OXFORD, U.K.—At the beginning of December, Oxford Genetics, a synthetic biology company, announced a new agreement with clinical-stage gene therapy company MeiraGTx. The collaboration will enable Oxford Genetics and MeiraGTx to develop novel adeno-associated virus (AAV) vectors, as well as packaging and producer cell lines. The companies aim to create a fully scalable AAV production system that can satisfy the requirements for increased viral vector yields, process robustness and product efficacy.
“We are delighted to be working alongside the MeiraGTx team on such an exciting project, which will take us another step forward in our vision to deliver breakthrough technologies to the biotherapeutic industry,” said Dr. Ryan Cawood, CEO at Oxford Genetics. “By creating advanced AAV production systems, we aim to power the expansion of gene therapy as it moves towards addressing the more common disease indications that present technologies cannot satisfy.”
Dr. Paul Brooks, chief commercial officer at Oxford Genetics, adds, “The agreement further demonstrates that our business model for early access to our technologies is resonating with the biotherapeutic industry. Through such partnerships we will ultimately deliver real benefits to patients by helping our partners reduce therapeutic development time and achieving earlier market approval.”
According to Brooks, MeiraGTx and Oxford Genetics met at an Innovate UK (governmental) meeting, and from there began their collaboration. “Oxford Genetics was already committed to the process of developing improved AAV vectors, packaging and producer cell lines for the gene therapy industry, of which MeiraGTx is part.
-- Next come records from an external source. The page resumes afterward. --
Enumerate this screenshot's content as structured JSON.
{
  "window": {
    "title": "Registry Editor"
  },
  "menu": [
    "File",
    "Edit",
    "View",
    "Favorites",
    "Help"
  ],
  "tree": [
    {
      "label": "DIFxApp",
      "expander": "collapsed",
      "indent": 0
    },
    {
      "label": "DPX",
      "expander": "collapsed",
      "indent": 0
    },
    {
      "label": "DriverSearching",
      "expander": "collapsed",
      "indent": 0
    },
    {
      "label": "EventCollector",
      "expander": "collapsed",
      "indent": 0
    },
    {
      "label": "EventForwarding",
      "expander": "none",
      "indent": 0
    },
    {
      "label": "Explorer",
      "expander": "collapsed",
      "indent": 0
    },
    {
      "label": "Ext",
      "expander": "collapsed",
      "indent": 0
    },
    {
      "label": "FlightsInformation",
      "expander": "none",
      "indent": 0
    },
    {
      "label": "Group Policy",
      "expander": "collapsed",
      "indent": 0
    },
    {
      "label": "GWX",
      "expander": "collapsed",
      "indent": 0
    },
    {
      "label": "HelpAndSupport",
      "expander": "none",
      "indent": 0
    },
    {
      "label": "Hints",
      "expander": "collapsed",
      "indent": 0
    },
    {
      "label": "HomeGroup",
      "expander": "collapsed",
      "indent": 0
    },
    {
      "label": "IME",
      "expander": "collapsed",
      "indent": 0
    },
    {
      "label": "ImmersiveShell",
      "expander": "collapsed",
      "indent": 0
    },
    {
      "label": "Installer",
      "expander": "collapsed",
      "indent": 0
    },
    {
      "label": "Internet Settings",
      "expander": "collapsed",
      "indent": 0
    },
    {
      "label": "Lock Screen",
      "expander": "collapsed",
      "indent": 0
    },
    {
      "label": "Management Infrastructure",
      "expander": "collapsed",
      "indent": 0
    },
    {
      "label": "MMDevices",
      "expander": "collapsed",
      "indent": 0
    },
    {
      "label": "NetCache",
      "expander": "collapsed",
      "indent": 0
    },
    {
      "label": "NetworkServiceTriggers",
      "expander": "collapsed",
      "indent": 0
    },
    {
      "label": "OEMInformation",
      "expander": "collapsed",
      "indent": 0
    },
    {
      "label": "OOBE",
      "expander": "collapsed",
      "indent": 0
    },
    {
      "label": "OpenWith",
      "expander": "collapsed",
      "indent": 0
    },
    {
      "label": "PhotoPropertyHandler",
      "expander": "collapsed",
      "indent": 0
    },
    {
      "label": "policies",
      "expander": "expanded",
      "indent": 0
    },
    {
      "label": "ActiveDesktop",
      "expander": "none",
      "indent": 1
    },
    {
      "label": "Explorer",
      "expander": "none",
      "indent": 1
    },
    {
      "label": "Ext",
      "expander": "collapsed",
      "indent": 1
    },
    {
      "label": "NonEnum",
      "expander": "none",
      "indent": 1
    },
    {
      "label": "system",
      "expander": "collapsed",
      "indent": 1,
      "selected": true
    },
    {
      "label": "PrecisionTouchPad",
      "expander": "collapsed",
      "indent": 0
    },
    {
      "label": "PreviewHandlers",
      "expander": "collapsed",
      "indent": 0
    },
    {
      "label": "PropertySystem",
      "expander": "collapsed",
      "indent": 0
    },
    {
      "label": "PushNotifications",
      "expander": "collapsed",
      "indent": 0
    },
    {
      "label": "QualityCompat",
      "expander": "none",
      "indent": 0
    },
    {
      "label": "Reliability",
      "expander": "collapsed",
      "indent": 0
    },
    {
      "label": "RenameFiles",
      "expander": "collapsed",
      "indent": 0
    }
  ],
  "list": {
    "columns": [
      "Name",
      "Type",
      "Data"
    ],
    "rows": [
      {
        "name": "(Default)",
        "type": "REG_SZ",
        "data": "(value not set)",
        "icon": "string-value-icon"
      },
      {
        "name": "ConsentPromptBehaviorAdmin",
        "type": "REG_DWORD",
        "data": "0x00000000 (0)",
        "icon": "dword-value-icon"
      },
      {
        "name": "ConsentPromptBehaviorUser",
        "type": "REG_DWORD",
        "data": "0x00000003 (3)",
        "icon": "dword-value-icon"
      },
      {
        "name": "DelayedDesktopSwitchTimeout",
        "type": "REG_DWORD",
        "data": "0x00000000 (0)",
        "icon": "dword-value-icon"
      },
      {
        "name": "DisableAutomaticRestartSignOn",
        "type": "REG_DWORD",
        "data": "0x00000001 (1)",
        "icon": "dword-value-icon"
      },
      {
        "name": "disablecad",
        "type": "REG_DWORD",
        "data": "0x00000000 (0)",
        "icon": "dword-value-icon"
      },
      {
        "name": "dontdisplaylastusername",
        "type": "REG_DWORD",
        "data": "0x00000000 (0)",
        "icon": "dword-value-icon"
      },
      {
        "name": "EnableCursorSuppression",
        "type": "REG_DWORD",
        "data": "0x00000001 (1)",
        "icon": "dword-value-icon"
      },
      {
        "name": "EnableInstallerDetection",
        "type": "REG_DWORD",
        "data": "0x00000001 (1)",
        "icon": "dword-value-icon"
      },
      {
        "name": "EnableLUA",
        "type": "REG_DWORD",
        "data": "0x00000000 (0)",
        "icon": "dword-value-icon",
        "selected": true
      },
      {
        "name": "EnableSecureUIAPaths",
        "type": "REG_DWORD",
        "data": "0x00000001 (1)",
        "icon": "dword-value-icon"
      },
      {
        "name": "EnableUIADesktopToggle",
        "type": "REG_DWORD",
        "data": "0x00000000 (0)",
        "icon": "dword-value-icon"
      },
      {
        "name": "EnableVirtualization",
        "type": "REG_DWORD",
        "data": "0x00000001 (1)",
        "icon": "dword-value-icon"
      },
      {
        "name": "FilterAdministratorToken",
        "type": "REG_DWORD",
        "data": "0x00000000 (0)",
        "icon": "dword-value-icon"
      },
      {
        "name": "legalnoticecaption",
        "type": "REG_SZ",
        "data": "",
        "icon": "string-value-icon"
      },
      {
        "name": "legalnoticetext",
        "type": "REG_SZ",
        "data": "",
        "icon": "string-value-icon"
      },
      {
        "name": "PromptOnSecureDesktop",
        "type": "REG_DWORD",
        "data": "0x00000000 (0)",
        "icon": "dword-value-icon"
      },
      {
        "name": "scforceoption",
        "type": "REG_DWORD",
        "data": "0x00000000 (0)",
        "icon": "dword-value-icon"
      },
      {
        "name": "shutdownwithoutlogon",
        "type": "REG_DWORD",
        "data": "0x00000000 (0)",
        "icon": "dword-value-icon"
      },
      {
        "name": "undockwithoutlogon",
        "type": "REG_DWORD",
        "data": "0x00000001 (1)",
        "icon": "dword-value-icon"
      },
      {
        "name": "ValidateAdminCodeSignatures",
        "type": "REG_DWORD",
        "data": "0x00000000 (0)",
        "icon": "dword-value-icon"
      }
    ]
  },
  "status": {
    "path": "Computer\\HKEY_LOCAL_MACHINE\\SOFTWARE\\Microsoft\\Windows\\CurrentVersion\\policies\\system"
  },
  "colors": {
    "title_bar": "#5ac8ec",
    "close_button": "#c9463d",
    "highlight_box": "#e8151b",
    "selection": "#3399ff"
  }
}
This collaboration and licensing agreement allows both companies to pool experience and expertise in this field and accelerate the development of these systems.”
When asked how long it may take to create a fully scalable AAV production system that can satisfy requirements for increased viral vector yields, process robustness and product efficacy, Brooks says the research and development of the AAV vectors, packaging and producer cell lines is expected to take between 12 and 18 months.
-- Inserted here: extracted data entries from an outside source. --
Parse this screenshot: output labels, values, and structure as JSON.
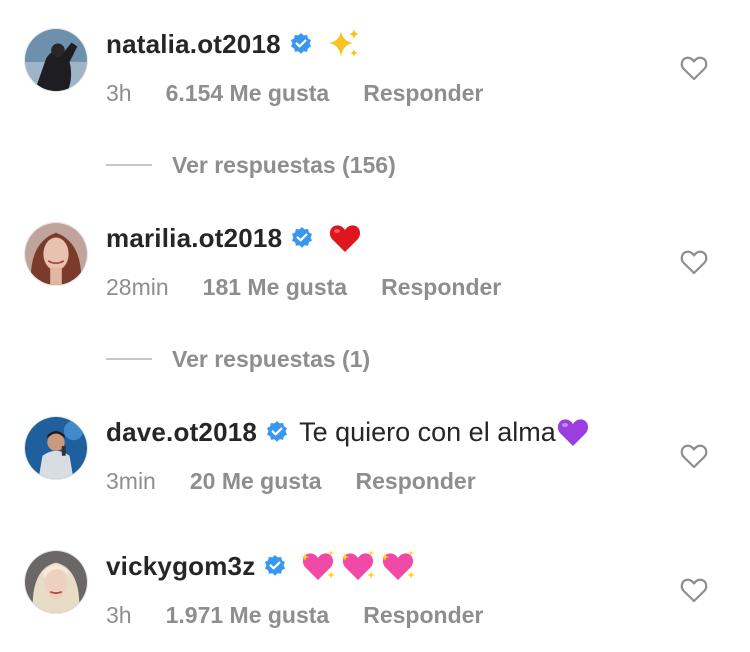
{
  "comments": [
    {
      "username": "natalia.ot2018",
      "verified": true,
      "text": "",
      "emoji": [
        "sparkles"
      ],
      "time": "3h",
      "likes": "6.154 Me gusta",
      "reply": "Responder",
      "view_replies": "Ver respuestas (156)"
    },
    {
      "username": "marilia.ot2018",
      "verified": true,
      "text": "",
      "emoji": [
        "red-heart"
      ],
      "time": "28min",
      "likes": "181 Me gusta",
      "reply": "Responder",
      "view_replies": "Ver respuestas (1)"
    },
    {
      "username": "dave.ot2018",
      "verified": true,
      "text": "Te quiero con el alma",
      "emoji": [
        "purple-heart"
      ],
      "time": "3min",
      "likes": "20 Me gusta",
      "reply": "Responder",
      "view_replies": ""
    },
    {
      "username": "vickygom3z",
      "verified": true,
      "text": "",
      "emoji": [
        "sparkling-heart",
        "sparkling-heart",
        "sparkling-heart"
      ],
      "time": "3h",
      "likes": "1.971 Me gusta",
      "reply": "Responder",
      "view_replies": ""
    }
  ],
  "colors": {
    "text": "#262626",
    "muted": "#8e8e8e",
    "verified": "#3897f0",
    "divider": "#c7c7c7"
  }
}
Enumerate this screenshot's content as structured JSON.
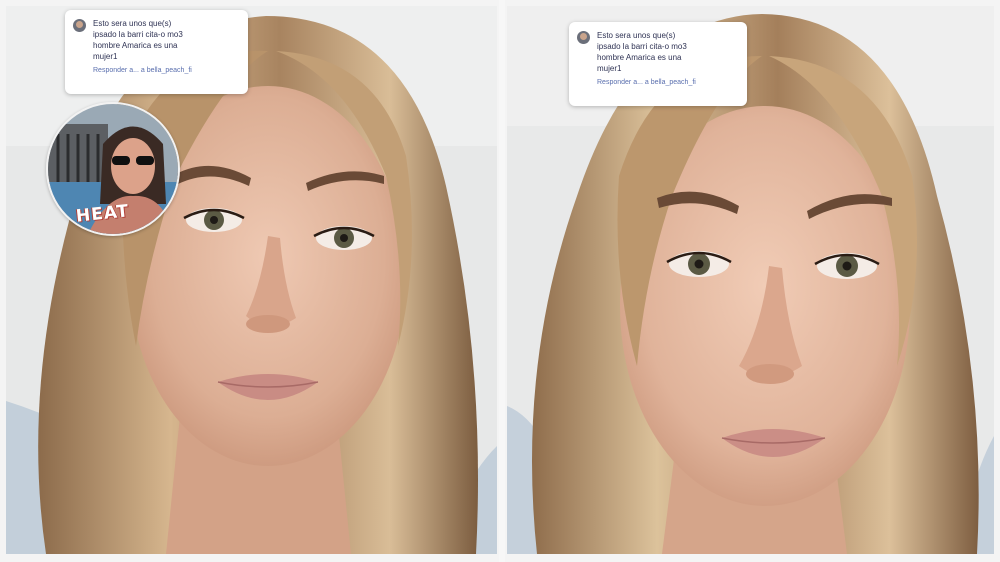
{
  "left_panel": {
    "caption": {
      "lines": [
        "Esto sera unos que(s)",
        "ipsado la barri cita-o mo3",
        "hombre Amarica es una",
        "mujer1"
      ],
      "reply": "Responder a... a bella_peach_fi"
    },
    "reaction_bubble": {
      "label": "HEAT"
    }
  },
  "right_panel": {
    "caption": {
      "lines": [
        "Esto sera unos que(s)",
        "ipsado la barri cita-o mo3",
        "hombre Amarica es una",
        "mujer1"
      ],
      "reply": "Responder a... a bella_peach_fi"
    }
  },
  "colors": {
    "background": "#e9eaea",
    "hair": "#b8936a",
    "skin": "#e2b79f",
    "lips": "#c98c84",
    "shirt": "#c9d4df"
  }
}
He also notes that, “AAV vectors are developed from single-stranded DNA viruses that belong to the Parvoviridae family. This virus is capable of infecting a broad range of host cells, including both dividing and non-dividing cells. In addition, it is a non-pathogenic virus that does not generate an immune response in most patients.
“Over the last few years, AAV vectors have emerged as an extremely useful and promising mode of gene delivery. This is owing to the properties of these vectors. AAVs are small, non-enveloped and have only two native genes. Thus [they] can be easily manipulated to develop vectors for different gene therapies. AAV particles are not easily degraded by shear forces, enzymes or solvents. This facilitates easy purification and final formulation of these viral vectors.”
“AAVs are non-pathogenic and have a low immunogenicity. The use of these vectors further reduces the risk of adverse inflammatory reactions. Unlike other viral vectors, such as lentivirus, herpes virus and adenovirus, AAVs are harmless and are not responsible for causing any human disease,” Brooks tells DDNews. “Genetic sequences up to 4000 bp (~4 kb) can be delivered into a patient using AAV vectors.”
As part of the agreement, MeiraGTx gains exclusive, worldwide research and manufacturing rights to novel serotype specific AAV vectors, along with associated packaging and producer cell lines. “We are very excited to begin this collaboration with Oxford Genetics. It’s one of many vital steps that we are taking to meet the demand for a broadening range of gene therapies. We hope that our approach will lead to quicker development of effective new therapies for patients,” commented Dr. Alexandria Forbes, president and CEO of MeiraGTx.
“Both companies see this initial collaboration as the first step in a wider and ongoing collaboration in the development and application of viral vectors and viral production cell lines for gene therapy,” Brooks finishes. “The excitement for us lies in bringing together tremendous talent from both organizations to tackle the challenges facing the efficient production of AAV for use in gene therapy.”